Container to carry the U.S. Mk-54 Special Atomic Demolition Munition:

              I have been a fan of science and technology since I was a child. Many years ago I worked on projecting technological development and anticipated a lot of what has come to pass with computers and the Internet. I have always believed that science and technology could solve the problems confronting humanity if used with proper foresight and caution. Unfortunately, there are often unforeseen consequences following the adoption of a new technology. While this may be true of nuclear energy, sadly, many of the problems were clear from the beginning and were ignored.

              I recently published a series of books on sociology that I have been editing for over ten years. They are available on Amazon under the name of Stuart C. Dodd. He was a professor of sociology at the University of Washington for many years. His pursuit of an understanding of human society took him far beyond the bounds of his discipline. He tried to develop a model of the universe that included all the physical and social sciences. When we first met, we discovered a mutual interest in understanding things from a global perspective. This is the perspective that I bring to nuclear energy.

              Thinking about the human race and the use of various fuels down through history in a global perspective takes you beyond the usual concerns of what it costs to obtain, how you use it and what pollution/waste does it generate. There have been other periods of history in which the use of a particular fuel that allowed a particular society to flourish wound up destroying their environment to the point where the civilization collapsed. Most people would agree that the environment is important but don’t perhaps fully realize that nuclear accidents that release massive amounts of radiation could conceivably spell the end of our civilization.

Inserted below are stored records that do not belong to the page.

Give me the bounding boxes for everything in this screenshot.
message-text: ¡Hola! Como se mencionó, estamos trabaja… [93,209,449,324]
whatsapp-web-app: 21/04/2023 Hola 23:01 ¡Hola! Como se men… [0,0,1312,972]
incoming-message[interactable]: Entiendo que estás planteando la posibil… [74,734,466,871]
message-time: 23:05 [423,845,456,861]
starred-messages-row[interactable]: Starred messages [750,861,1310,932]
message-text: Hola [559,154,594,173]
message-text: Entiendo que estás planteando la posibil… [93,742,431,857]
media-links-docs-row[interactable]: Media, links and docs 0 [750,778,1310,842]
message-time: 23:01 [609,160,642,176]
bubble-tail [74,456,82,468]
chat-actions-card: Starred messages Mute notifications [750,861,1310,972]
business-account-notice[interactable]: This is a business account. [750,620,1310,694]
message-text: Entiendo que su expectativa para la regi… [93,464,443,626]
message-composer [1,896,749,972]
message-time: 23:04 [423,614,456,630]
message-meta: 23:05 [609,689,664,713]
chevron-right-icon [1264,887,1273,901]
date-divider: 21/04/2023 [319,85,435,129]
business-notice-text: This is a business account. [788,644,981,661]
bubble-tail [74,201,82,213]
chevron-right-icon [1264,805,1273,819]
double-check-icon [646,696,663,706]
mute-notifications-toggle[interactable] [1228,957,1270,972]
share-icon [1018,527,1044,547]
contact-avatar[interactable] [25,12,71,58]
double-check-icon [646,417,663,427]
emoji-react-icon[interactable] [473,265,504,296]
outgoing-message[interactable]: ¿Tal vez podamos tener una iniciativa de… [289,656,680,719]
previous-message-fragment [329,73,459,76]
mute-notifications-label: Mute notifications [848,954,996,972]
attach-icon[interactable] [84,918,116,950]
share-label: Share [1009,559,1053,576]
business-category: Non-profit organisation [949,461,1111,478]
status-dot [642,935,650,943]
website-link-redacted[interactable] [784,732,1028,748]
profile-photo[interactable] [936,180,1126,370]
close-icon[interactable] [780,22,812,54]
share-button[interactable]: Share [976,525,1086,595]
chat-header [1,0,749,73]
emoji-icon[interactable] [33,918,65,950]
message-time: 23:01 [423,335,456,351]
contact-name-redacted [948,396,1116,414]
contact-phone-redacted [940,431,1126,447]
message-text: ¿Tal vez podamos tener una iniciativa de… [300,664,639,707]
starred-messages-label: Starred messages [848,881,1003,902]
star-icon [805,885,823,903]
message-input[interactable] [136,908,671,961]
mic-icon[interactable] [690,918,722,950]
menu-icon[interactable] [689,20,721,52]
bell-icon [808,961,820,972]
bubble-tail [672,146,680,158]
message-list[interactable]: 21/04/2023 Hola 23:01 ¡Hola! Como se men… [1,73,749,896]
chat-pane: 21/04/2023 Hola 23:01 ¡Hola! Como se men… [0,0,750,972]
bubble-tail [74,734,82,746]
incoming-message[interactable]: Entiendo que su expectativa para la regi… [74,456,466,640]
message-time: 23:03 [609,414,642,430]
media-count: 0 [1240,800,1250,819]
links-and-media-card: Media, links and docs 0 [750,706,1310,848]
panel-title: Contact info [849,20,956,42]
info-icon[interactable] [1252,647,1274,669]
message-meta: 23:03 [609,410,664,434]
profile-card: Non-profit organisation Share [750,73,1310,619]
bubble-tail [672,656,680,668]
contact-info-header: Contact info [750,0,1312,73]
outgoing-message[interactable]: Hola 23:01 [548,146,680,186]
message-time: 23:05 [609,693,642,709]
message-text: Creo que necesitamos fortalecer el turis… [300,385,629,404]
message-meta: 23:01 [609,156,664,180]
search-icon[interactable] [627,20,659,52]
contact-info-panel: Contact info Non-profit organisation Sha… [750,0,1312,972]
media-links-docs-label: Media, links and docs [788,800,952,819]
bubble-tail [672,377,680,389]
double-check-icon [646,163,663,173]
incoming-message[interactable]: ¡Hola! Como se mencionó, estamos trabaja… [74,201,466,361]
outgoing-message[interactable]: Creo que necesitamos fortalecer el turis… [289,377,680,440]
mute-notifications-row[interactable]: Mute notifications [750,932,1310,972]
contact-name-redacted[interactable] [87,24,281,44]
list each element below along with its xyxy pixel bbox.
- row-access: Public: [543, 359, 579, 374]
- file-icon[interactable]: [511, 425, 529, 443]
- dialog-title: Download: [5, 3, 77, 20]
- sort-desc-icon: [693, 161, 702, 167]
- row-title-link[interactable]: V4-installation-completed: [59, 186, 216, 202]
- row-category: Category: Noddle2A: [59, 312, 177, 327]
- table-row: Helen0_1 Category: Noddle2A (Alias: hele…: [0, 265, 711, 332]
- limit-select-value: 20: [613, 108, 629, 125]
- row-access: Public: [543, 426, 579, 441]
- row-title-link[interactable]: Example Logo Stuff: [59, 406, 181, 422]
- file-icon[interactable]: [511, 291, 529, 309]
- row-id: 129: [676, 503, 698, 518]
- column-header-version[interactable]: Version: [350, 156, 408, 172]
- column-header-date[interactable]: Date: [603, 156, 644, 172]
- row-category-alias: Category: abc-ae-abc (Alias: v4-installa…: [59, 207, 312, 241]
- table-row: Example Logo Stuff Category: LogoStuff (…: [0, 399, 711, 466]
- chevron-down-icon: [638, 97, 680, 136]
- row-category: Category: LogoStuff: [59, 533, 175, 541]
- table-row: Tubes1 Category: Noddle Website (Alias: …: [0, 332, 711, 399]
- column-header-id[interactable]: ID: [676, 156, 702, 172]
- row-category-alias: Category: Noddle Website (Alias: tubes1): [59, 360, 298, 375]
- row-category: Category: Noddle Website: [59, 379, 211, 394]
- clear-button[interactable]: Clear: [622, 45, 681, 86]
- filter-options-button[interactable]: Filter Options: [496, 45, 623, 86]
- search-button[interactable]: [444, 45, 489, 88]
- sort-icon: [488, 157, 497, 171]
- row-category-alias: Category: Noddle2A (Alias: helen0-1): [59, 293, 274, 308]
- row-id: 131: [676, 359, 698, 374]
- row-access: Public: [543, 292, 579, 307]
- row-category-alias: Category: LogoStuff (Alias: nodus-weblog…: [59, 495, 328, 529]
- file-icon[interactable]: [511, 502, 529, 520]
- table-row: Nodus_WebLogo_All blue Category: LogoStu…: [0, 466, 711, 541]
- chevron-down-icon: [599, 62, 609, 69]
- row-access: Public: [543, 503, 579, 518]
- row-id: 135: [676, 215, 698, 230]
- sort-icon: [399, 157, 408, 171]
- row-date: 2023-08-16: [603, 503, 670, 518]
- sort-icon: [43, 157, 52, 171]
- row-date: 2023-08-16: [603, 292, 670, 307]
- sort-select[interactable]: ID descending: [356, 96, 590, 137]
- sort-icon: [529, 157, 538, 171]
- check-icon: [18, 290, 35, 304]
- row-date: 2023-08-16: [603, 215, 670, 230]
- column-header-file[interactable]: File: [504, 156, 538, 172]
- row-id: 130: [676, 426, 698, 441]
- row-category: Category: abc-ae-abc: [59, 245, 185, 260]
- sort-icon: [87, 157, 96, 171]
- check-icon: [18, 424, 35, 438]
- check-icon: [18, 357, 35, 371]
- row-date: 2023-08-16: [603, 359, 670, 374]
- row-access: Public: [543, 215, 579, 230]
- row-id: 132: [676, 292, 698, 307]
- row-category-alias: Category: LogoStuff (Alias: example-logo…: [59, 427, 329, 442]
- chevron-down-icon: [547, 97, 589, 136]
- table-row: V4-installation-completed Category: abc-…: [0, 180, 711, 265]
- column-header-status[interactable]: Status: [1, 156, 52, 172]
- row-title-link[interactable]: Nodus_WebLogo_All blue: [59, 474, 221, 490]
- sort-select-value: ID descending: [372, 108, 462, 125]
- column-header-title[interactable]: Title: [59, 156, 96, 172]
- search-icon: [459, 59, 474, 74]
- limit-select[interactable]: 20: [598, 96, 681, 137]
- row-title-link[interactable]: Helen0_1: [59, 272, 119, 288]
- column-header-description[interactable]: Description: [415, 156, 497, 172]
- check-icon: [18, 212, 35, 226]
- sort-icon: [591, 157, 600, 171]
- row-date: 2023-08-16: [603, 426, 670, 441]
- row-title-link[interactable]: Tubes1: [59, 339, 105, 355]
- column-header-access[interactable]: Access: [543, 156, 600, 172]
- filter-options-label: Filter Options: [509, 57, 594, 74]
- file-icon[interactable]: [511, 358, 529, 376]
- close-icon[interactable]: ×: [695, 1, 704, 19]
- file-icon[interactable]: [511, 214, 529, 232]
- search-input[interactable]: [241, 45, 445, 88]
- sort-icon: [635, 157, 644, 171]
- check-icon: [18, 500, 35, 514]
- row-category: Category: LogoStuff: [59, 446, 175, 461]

             There are interesting connections between the type of facility needed to utilize a form of energy and social factors such as politics. Some types of fuel, such as uranium, are  expensive and scarce and require special massive equipment to generate power. This leads to centralization of power generation with attendant problems of distribution and disruption of huge populations if one plant fails. Massive investments are required for such energy sources which in turn depend on large pools of capital which restrict their use to certain types of economic and political systems. In contrast, other types of fuel and sources of energy are highly distributed and can be utilized at a local level without centralization of equipment, investment and control. These distributed systems might allow for a more decentralized type of economy and political system than we currently have in the U.S.

             In situations where environmental degradation, waste disposal and centralization are ignored, massive power stations such as nuclear power generators provide seemingly cheap energy. The availability of large amounts of inexpensive electrical power encourages energy use and discourages conservation and efficiency. Centralized power use generates so much heat that huge columns of warm air rising above big cities alter weather patterns over large areas.

             We will be exploring the direct problems of nuclear power generation such as cost, waste disposal, environmental degradation, impact of accidents, etc. in future posts, but we will also spend time addressing larger and more indirect issues raised by nuclear power.